Thank you Doug, for your suggestion.
But I really want the job to start.
The problem appears when the timelimit later is increased: the job will
crash when it reaches the MaxTRESMins limit, and we do not want that
to happen.
I would like to be able to prolong the job, and that the job continues
to run until it has finished or has reached the timelimit.
Cheers,
-- Lennart Karlsson
UPPMAX, Uppsala University, Sweden
http://www.uppmax.uu.se
On 01/07/2016 05:38 PM, Douglas Jacobsen wrote:
I think you probably want to add "safe" to AccountingStorageEnforce in
slurm.conf; that should prevent it from starting jobs that would exceed
association limits.
----
Doug Jacobsen, Ph.D.
NERSC Computer Systems Engineer
National Energy Research Scientific Computing Center <http://www.nersc.gov>
[email protected]
------------- __o
---------- _ '\<,_
----------(_)/ (_)__________________________
On Thu, Jan 7, 2016 at 7:15 AM, Lennart Karlsson <[email protected]>
wrote:
We have set the MaxTRESMins limit on accounts and users, to make it
impossible to start what we think is outrageously large jobs.

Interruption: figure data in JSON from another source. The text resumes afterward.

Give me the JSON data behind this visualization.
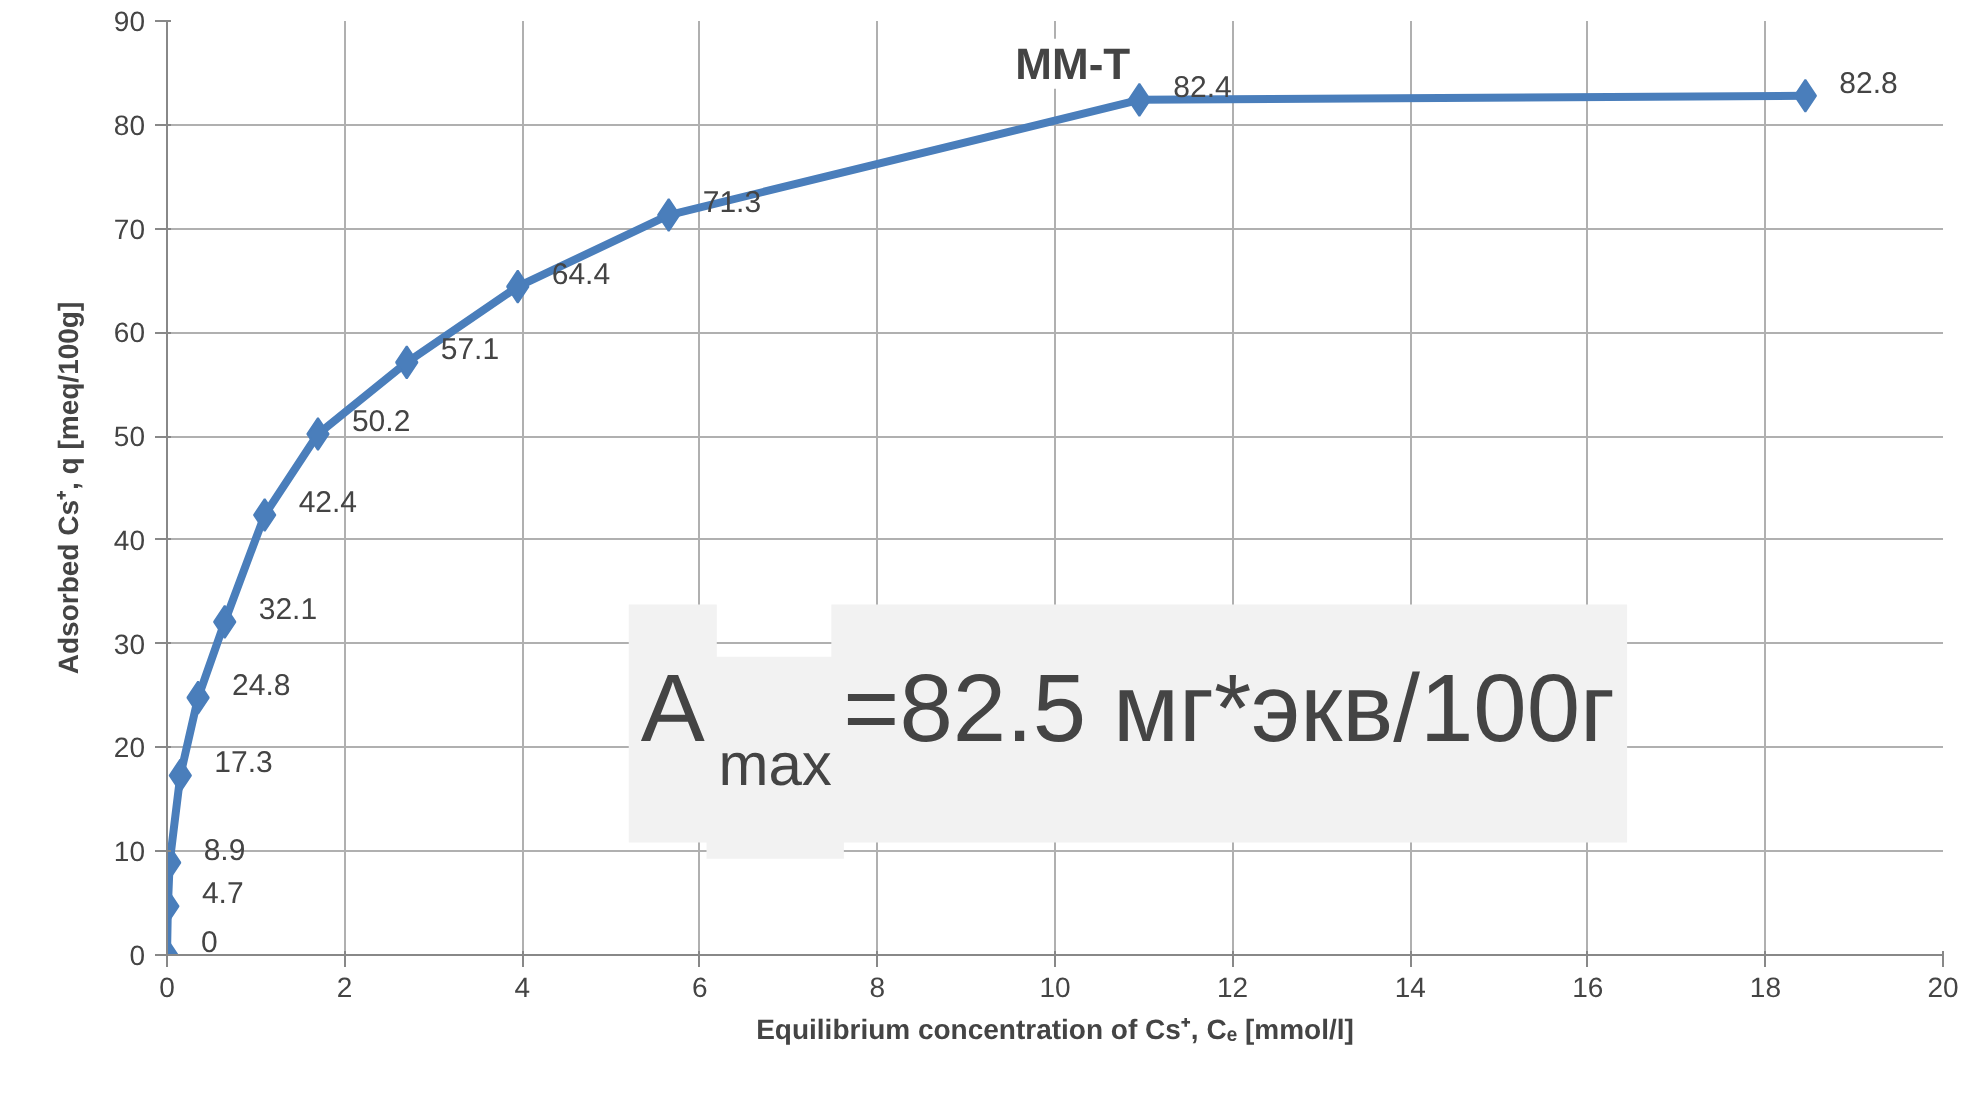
{
  "chart_data": {
    "type": "line",
    "title": "MM-T",
    "xlabel": "Equilibrium concentration of Cs⁺, Cₑ [mmol/l]",
    "ylabel": "Adsorbed Cs⁺, q [meq/100g]",
    "x": [
      0,
      0.01,
      0.03,
      0.15,
      0.35,
      0.65,
      1.1,
      1.7,
      2.7,
      3.95,
      5.65,
      10.95,
      18.45
    ],
    "series": [
      {
        "color": "#4a7ebb",
        "values": [
          0,
          4.7,
          8.9,
          17.3,
          24.8,
          32.1,
          42.4,
          50.2,
          57.1,
          64.4,
          71.3,
          82.4,
          82.8
        ]
      }
    ],
    "xlim": [
      0,
      20
    ],
    "xticks": [
      0,
      2,
      4,
      6,
      8,
      10,
      12,
      14,
      16,
      18,
      20
    ],
    "ylim": [
      0,
      90
    ],
    "yticks": [
      0,
      10,
      20,
      30,
      40,
      50,
      60,
      70,
      80,
      90
    ],
    "grid": true,
    "marker": "diamond",
    "line_style": "solid",
    "data_labels": true,
    "annotations": [
      "A$_{max}$=82.5 мг*экв/100г"
    ]
  }
}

But we have found an unwanted side effect:
When the user asks for a longer timelimit, we often allow that, and
when we increase the timelimit, sometimes jobs run into the
MaxTRESMins limit and die:
Dec 28 17:20:18 milou-q slurmctld: [2015-12-28T17:20:09.072] Job 6574528
timed out, the job is at or exceeds assoc 10056(b2013086/ansgar/(null)) max
tres(cpu) minutes of 600000 with 600001
For us, this looks like a bug.
Please, we would prefer the MaxTRESMins limit not to kill already
running jobs.
Cheers,
-- Lennart Karlsson
UPPMAX, Uppsala University, Sweden
http://www.uppmax.uu.se